John Amaechi and Mr Stewart from Stockport
John Amaechi was next on, and also commented on the composition of the previous panel, looking all one way. Certainly they didn’t look like John Amaechi. He’s a giant and a former NBA pro. But his rise to success in his chosen sport was far from inevitable. He gave the conference’s closing talk. The theme was personal transformation. If you needed inspiration to propel you home after a good conference, this did the job. John Amaechi is a competent speaker, but he did not rely on fireworks, hyperbole or rhetorical tricks to bring the audience under his inspirational spell. He used the power of his own true story and simple ideas spoken with intelligence, self-awareness and commitment, not to mention some science. John Amaechi (and his mum) told us that change is hard. It’s not like getting famous on reality TV. “You need compelling reasons to change because it will be difficult and you without compelling reason, you’ll run out of fuel before you get there.” While Mr Stewart, John Amaechi’s physics teacher in his Stockport school tried to discourage him from his improbable goals, John Amaechi was willing to pay the fee to succeed, starting his journey by writing three thousand paper letters to institutions asking for a basketball scholarship. He showed us that every decision, no matter how big or how small, is either a step towards or a step away from your goal. He asked us to consider every decision as if it were the most momentous decision of our life – it could be. Many decisions, many days will be hard. He left us with a question. ”Transformation could be yours. Are you willing to the pay the fee?”
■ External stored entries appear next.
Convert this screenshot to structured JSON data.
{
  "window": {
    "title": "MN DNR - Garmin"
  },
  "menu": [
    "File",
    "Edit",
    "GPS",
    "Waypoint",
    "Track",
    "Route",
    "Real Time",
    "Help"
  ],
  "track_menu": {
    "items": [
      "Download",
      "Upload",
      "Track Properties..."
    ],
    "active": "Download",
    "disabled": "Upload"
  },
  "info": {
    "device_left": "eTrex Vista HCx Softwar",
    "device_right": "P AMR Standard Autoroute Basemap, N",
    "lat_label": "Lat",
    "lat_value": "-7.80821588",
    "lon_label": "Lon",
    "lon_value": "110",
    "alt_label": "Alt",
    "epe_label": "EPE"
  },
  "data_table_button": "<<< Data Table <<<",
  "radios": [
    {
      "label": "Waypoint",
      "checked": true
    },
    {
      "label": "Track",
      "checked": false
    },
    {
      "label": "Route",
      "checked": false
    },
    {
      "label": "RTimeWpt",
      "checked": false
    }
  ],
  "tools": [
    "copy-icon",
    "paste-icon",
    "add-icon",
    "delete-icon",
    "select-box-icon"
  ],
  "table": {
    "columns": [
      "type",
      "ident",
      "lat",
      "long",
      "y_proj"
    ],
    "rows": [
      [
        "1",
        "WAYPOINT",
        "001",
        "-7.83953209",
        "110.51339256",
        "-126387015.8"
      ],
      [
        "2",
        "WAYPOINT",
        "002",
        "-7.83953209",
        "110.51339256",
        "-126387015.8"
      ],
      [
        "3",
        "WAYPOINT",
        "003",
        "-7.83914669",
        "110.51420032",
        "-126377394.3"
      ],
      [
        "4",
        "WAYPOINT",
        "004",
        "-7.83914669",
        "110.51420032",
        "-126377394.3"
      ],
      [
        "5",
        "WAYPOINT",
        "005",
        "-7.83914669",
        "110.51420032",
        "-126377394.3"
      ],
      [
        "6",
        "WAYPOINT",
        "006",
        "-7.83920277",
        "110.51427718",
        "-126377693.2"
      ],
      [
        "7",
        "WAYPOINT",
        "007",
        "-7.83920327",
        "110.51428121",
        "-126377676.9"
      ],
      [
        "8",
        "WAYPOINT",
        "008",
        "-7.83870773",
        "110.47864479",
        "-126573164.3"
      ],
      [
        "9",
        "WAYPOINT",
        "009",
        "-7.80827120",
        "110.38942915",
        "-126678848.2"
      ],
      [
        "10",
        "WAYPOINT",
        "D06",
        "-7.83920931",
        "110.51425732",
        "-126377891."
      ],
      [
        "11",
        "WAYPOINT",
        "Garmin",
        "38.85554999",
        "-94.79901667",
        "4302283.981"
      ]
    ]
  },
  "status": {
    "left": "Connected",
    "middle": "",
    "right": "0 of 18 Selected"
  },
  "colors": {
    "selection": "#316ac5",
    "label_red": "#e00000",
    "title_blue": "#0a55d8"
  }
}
In the lobby as my car to the airport was waiting conference delegate Ivan Kuzma of hrprofil.eu told me his own inspiring story of personal transformation. John Amaechi had certainly connected with this audience. The Slovenian HR Association had done brilliant work to bring together people from across the region and Europe to share their love for HR and to inject purpose and meaning into our work. Hvala vam Slovenija!